I had a ticket to the Saturday-night performance (Nov. 19). Though I thoroughly enjoyed the production, it seemed to lack life. This may be due to recent artistic “crises” at the theater. During the Communist period the theater survived only due to the perspicacity of dedicated and gifted actors and directors. (Zdeněk Pospíšil, who directed the original Balada, was one of the major driving forces. He committed suicide in the early 1990s.) However, now in a new facility – “the best theater space in Central Europe,” claims the current artistic director – the theater has slowly lost direction. While this production was very good, I suspect that it was revived in part because for the theater’s posterity rather than artistic reasons. The production emphasized ensemble rather than individuals, though Jan Zadražil (Šuhaj) and Jiří Vyorálek (Mageri the Jew) stick in my memory. The most striking aspect was the music. (I don’t say this only because of my bias, really.) While thoroughly accessible to a wide audience (many of the songs have reportedly become the kind of songs that Czechs sing around campfire), there were various themes for different characters and ideas (leitmotifs) and masterful orchestration for an ensemble of piano, violin, cello, and synthesizer (plus voices of the ensemble and various amplification effects).
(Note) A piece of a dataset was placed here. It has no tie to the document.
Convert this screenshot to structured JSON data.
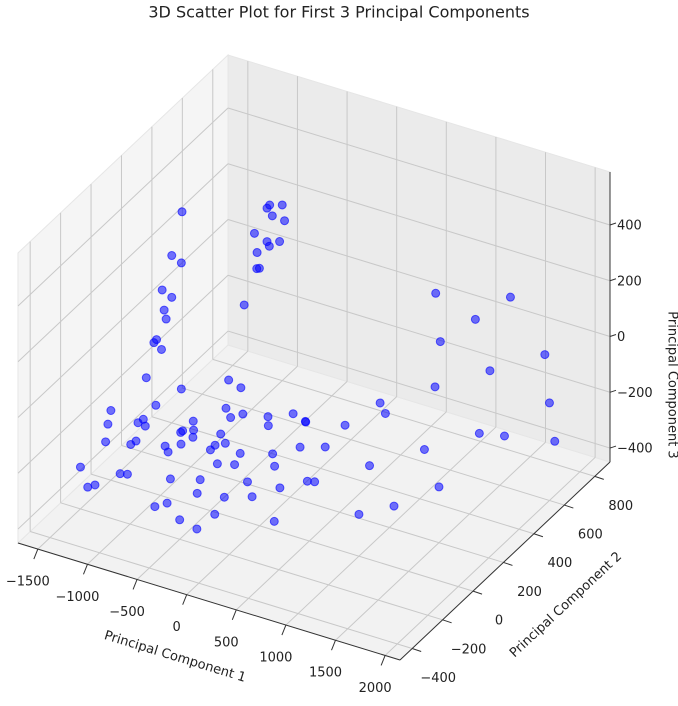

Although I don’t have enough information about the original production to say all of this, it seems that a lot of the original performance’s edge and message might be gone. This surprised me because director Vladimír Morávek’s films are quite quirky yet have a hard-to-pin-down sense of weight and are many-layered. Unlike his films, Balada was plain sentimental. While the music implied many nuances in the action, the plot centered mainly on the love story. There was apparently a more pacifist message to the 1975 production (Šuhaj's guitar doubled as a “gun”). This message, and the idea of ethnic repression/intolerance, would have likely been close to the hearts of a 1970s Czech audience than today’s. Uhde, in fact, was a banned author and not even credited as the writer for the initial production. In the 1970s Czechoslovakia was occupied by the Russians and there was anything but an open or civil society. Perhaps the revival’s guns, axes, and self-consciousness--at one point the actors stop to “take a break” because one of the actors is “tired” or “hurt” (after all, one actor says, this is live and the actors are humans)--is meant to resonate vaguely with the situation in Iraq. If so, however, this meaning was incredibly far-removed from the production’s actuality. But the producers were well aware that it was impossible to re-create a legendary production, which was perhaps why they chose the new production’s tag line: You never step twice into the same river.